The list features a mix of titles popular just in China, and games that are hugely popular with Western audiences as well, such as most of Blizzard’s titles, PUBG, League of Legends and Fortnite.

China ban PUBG

League of Legends, Diablo, World of Warcraft, Overwatch, Tencent’s mobile MOBA Arena of Valor, and NCSOFT’s MMORPG Blade & Soul were some of the titles that require “Corrective action” to meet with the review boards requirements. Pretty much all of them seem to have “inharmonious chatrooms” among other things. We’re guessing that’s just a nice way to say toxic chat? Or lack of chat moderation? We don’t know. You can take a look at the whole list on this reddit thread, including the original post.

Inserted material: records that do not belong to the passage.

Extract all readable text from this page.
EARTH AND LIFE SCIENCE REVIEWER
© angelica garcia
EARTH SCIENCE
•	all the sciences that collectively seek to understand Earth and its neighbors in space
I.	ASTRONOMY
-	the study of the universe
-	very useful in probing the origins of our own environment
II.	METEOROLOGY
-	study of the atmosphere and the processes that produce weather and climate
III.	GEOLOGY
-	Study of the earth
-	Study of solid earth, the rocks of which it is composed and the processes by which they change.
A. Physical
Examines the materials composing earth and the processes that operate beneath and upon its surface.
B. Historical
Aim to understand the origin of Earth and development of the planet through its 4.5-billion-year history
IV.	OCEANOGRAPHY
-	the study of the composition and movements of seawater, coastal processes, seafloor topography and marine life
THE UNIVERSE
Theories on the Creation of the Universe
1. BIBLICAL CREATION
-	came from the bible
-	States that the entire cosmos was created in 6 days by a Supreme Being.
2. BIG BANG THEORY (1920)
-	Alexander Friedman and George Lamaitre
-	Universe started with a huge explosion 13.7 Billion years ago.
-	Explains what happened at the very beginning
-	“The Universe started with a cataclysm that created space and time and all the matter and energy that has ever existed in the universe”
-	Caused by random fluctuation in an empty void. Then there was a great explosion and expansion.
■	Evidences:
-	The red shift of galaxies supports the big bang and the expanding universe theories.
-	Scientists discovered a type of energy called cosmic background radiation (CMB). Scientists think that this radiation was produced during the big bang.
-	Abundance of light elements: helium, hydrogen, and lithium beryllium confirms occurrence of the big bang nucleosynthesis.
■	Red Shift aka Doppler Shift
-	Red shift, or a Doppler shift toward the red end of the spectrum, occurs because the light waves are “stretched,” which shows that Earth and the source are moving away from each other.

Overwatch also had a reason citing “game visuals promote incorrect values” slapped on it. No clue what exactly this pertains to. Going further down the list, you have the 9 games that are banned, featuring just about every popular battle royale currently in existence. This includes PUBG, Fortnite, H1Z1, Paladins, Tencent’s Ring of Elysium, and Free Fire Battlegrounds among others.

The common cause for ban for all of the above is “Blood and gore”. It should be noted that neither of those are in Fortnite. Well, at least there’s no blood anyway, last we checked. The same appears to be the case with Paladins, Hi-Rez’s shooter, which didn’t have any blood.

It should also be noted that a lot of the games on the list are NetEase or Tencent operated in China, so they’ve been hit pretty hard here. NetEase handles Blizzard operation in the country.

Interestingly, CS:GO was not in this list, but it might be in the next batch of games to be reviewed, who knows. We don’t know if the ban has been put into action yet, but it’ll be interesting to see how this affects global player counts.